I took a deep breath to steel myself. I prayed that he had bad teeth. Crooked, yellow, snaggled teeth that would make me run for cover.
But when he turned around I was greeted by one of my favorite, and most frustrating, sights on the planet—a hot guy about my age. He wore jeans that hung nice and low on the hips, scuffed-up black boots, and a blue T-shirt that showed off toned arms. A pair of gold-rimmed aviator sunglasses hung on the neck of his shirt. He had dark hair, a whole mess of it, and eyes like a very angry sky.
Eyes that caught me surveying him from top to bottom.
If I were a blusher, I’d be beet red. Fortunately, the blushing gene skipped me, so no one ever knew when I was embarrassed.
He tipped his forehead to me. “Hey.” Then he gave me a quick once-over, and a small grin.
Thank God I wore my best jeans and had a touch of that casual, wind-blown look from my scooter ride over here. Plus, I was thin and trim—something I’d always worked hard at being. Whether through exercise or other means.
Wait.
Why did it matter if I looked good? I definitely didn’t care if he was checking me out. I didn’t have the time to admire the opposite-sex scenery these days. I had loads of work and school and bills begging for attention, so I issued myself a few firm and sharp instructions: His accent will not melt you. His eyes will not hook you.
“I’m William,” he offered, and I forced myself to barely acknowledge him, instead silently cursing the universe for dropping a too-fine specimen into my day.
“Hey,” I muttered, brushing past him into the office.

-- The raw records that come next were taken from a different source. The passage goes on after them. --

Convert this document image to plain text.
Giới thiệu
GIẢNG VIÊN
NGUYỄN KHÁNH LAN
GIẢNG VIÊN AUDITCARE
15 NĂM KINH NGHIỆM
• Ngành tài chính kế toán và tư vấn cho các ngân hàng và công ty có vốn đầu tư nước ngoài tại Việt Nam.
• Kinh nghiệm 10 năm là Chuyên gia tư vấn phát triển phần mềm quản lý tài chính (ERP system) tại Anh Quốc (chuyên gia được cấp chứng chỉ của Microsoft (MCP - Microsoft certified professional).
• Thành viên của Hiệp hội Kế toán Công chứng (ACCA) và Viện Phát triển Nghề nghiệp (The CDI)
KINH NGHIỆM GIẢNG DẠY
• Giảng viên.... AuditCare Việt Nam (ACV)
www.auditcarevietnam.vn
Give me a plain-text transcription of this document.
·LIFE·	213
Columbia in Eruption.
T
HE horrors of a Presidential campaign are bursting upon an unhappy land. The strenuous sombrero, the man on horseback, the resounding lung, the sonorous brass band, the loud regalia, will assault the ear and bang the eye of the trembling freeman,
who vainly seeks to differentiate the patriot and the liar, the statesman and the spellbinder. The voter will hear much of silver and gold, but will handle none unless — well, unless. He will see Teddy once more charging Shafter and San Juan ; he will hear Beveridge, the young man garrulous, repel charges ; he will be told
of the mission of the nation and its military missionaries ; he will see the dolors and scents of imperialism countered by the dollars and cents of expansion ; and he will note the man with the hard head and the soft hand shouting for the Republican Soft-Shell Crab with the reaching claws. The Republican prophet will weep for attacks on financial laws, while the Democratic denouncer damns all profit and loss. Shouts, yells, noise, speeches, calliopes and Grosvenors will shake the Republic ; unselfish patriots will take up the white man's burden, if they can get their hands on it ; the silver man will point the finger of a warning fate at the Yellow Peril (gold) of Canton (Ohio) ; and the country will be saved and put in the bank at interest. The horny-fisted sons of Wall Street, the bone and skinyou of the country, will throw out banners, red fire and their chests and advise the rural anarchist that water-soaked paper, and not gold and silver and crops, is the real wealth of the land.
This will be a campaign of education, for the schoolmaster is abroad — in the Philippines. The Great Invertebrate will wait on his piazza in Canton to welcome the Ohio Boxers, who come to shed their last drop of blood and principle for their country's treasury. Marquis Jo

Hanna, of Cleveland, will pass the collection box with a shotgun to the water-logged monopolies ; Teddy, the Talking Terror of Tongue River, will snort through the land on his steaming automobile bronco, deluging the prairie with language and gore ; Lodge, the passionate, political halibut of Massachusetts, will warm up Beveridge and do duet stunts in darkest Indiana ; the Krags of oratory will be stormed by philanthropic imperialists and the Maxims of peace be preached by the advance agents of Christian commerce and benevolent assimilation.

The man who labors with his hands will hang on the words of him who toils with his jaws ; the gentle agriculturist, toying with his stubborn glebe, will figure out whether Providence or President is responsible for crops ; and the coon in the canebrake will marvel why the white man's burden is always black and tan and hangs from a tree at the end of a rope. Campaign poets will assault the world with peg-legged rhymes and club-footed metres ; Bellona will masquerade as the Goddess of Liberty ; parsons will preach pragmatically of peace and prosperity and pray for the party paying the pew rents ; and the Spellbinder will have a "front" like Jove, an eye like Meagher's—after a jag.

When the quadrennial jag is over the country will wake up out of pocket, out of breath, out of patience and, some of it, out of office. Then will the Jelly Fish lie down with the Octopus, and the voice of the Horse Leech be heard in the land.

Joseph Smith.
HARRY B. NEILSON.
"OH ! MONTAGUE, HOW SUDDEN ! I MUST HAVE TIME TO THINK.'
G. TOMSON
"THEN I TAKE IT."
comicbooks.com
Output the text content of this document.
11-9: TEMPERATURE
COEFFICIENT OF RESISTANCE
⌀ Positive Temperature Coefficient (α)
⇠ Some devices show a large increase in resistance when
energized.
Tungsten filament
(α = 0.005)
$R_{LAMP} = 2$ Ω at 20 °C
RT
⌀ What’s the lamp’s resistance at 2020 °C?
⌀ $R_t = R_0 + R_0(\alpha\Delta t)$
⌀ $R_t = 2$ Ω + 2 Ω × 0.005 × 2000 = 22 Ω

“Thanks for the biscuit, J.P.,” he said, and I stole a quick look as William held up a half-eaten chocolate-covered biscuit that would ordinarily be served with tea. He took one more bite and rolled his eyes to indicate it was scrumptious. My mouth watered slightly; it was probably a delicious biscuit indeed. It was also an indignity, as far as I was concerned, that guys could eat treats with such careless abandon. I wanted to eat with that kind of attitude. I longed not to be tempted by food.
He finished, then flashed me an irresistible grin that was one part cocky, one part lopsided, and one part devil-may-care insouciance. “You should try the biscuits. They’re fantastic,” he said to me as he picked up his backpack and slung it over his shoulder.
“Thanks for the tip,” I said drily, because wouldn’t it be nice if I could just try the biscuits and eat only one? Alas, that was not my strong suit, so I practiced abstinence with sweets. And other things.
He left, and I turned around to shut the door, hoping that it would shut him out of my head, too.
But as I was closing it, he stuck his boot in the door.
“I can recommend cookies, too, if you’d like. Chocolate cake. Brownies. Tarts. Pies,” he offered, rattling off all sorts of sugary concoctions, each word playing on his lips like a tantalizing treat, as if he were trying to win me over. Or perhaps gain the upper hand. But upper hands were my stock in trade, so I turned things around on him.
“When I’m in the mood for a huckleberry pie, I’ll track you down,” I said, giving him my
best red-carpet smile. “Now, if you’ll excuse me.”
As he walked down the hall, I spotted a strong and sturdy motorcycle helmet strapped to his backpack. He must be the owner of the scratched-up silver motorcycle.
Hot. British. Rides a motorcycle.
If he turned out to be a smart one, he’d be all my weaknesses.
An errant butterfly bounded through my chest. Damn fluttery thing.
But I had no time for weaknesses, or butterflies, in my life. I pulled hard on the door, snapping it shut and leaving him behind.